# Asus Striker Extreme lcd poster blinking



## LiveOrDie (May 19, 2007)

Hi can some one please help me i got a new board last week Striker Extreme just wanted to no if the back lcd poster is aspost to blink when your in windows it only dose it if i over clock or use the nos but ones you do over clock in the bios it dosn't stop blinking even if you put i back the the stock speed any input would be a big help


----------



## Fox34 (May 21, 2007)

Do you mean you have Debug LED's or screen on your board? (I cant really figure out where your looking)


----------



## Exeodus (May 21, 2007)

My Crosshair does the same thing, and i am overclocking.  I'm assuming that this is normal


----------



## ace80 (May 21, 2007)

I have (being RMA'd) the Asus Commando which also has the lcd poster, and have never noticed it blinking at stock or oc'd. For me there's an option in bios "lcd poster - enabled/disabled" , if its there try that. The only thing i noticed it did was either keeps the back light on permanently or only on during bios screen.


----------



## LiveOrDie (May 21, 2007)

*live or die*

its the lcd poster light on the back of the board and iv tried turning  it off in the bios but it still blinks but only when i overclock or use the nos then it never stops blinking but its only in windows the only way i did stop it was reinstalling windows again thanks for the replys


----------



## technicks (May 21, 2007)

Try to type normal.   So people can read what you are talking about.


----------



## theonetruewill (May 21, 2007)

technicks said:


> Try to type normal.   So people can read what you are talking about.

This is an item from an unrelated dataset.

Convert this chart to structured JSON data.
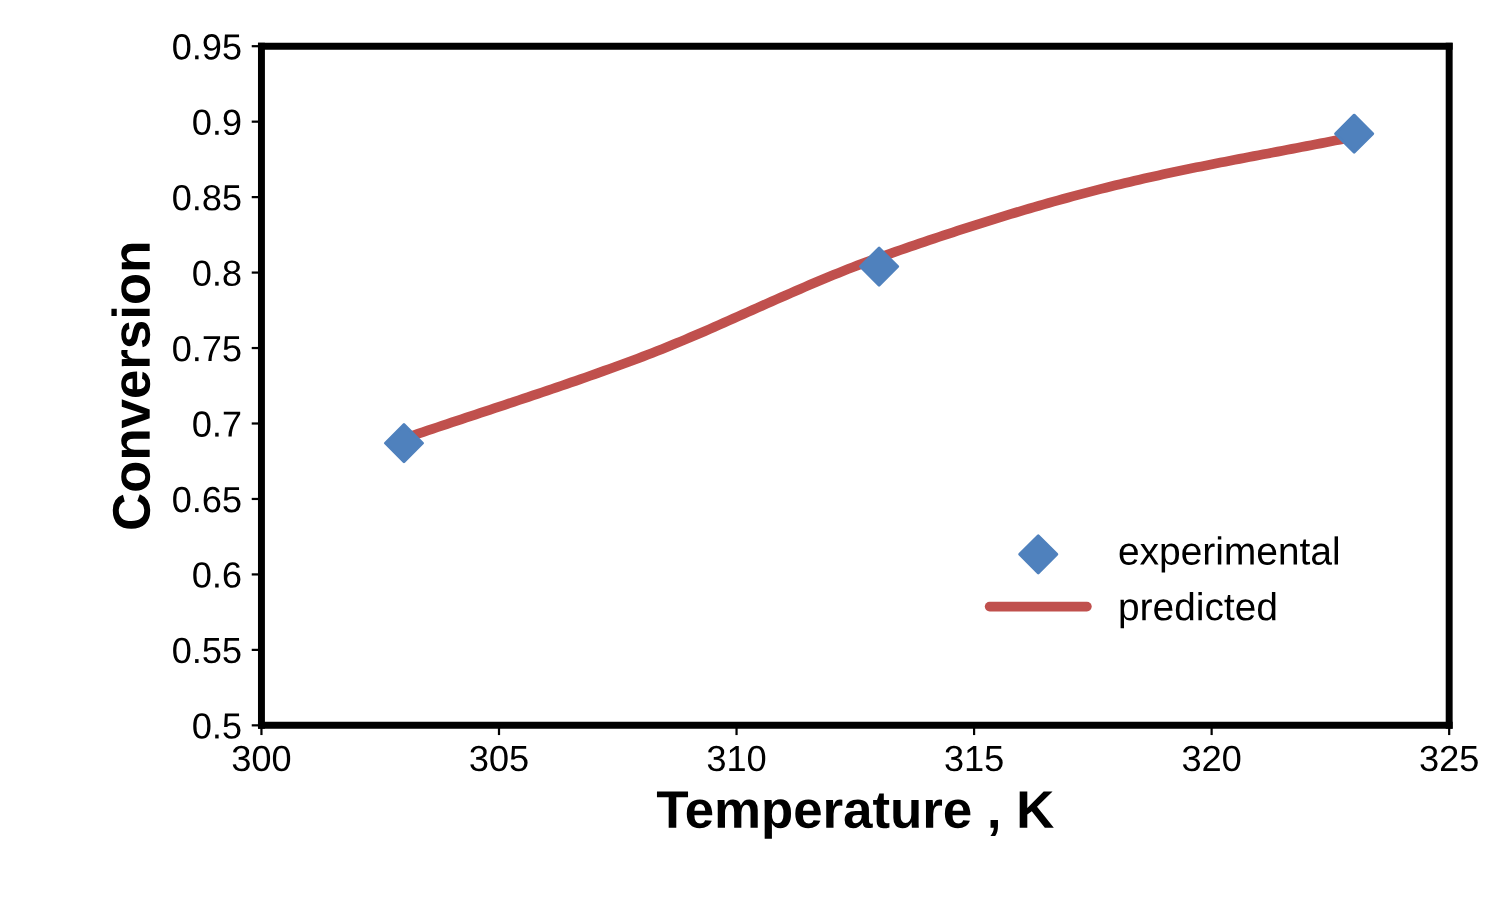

I think it's more about the lack of any punctuation or grammar.


----------



## technicks (May 21, 2007)

That's what it's called.


----------



## LiveOrDie (May 22, 2007)

sorry is this beter if any one can tell me what its means when the lcd poster is blinking only in windows and only when i change the cpu settings in the bios then start windows it must mean some thing


----------



## Ketxxx (May 22, 2007)

LCD poster did that with my crosshair. I'm sure 0203 it didnt happen, and 0306 too I think. First step would be to flash your BIOS back to an older version, clear CMOS then power up and see if its stopped blinking. It appears to be a slight bug that crept in to later BIOS revisions, not an issue, but irritating.


----------



## LiveOrDie (May 22, 2007)

thank for all your help i will try that as so as i can find the old bios


----------



## LiveOrDie (May 23, 2007)

It took me 3 hour but i Finley found what was making the back lcd post light blink it was a program running in the background called ASUS ACPI Cneter any one herd of it and whats it for


----------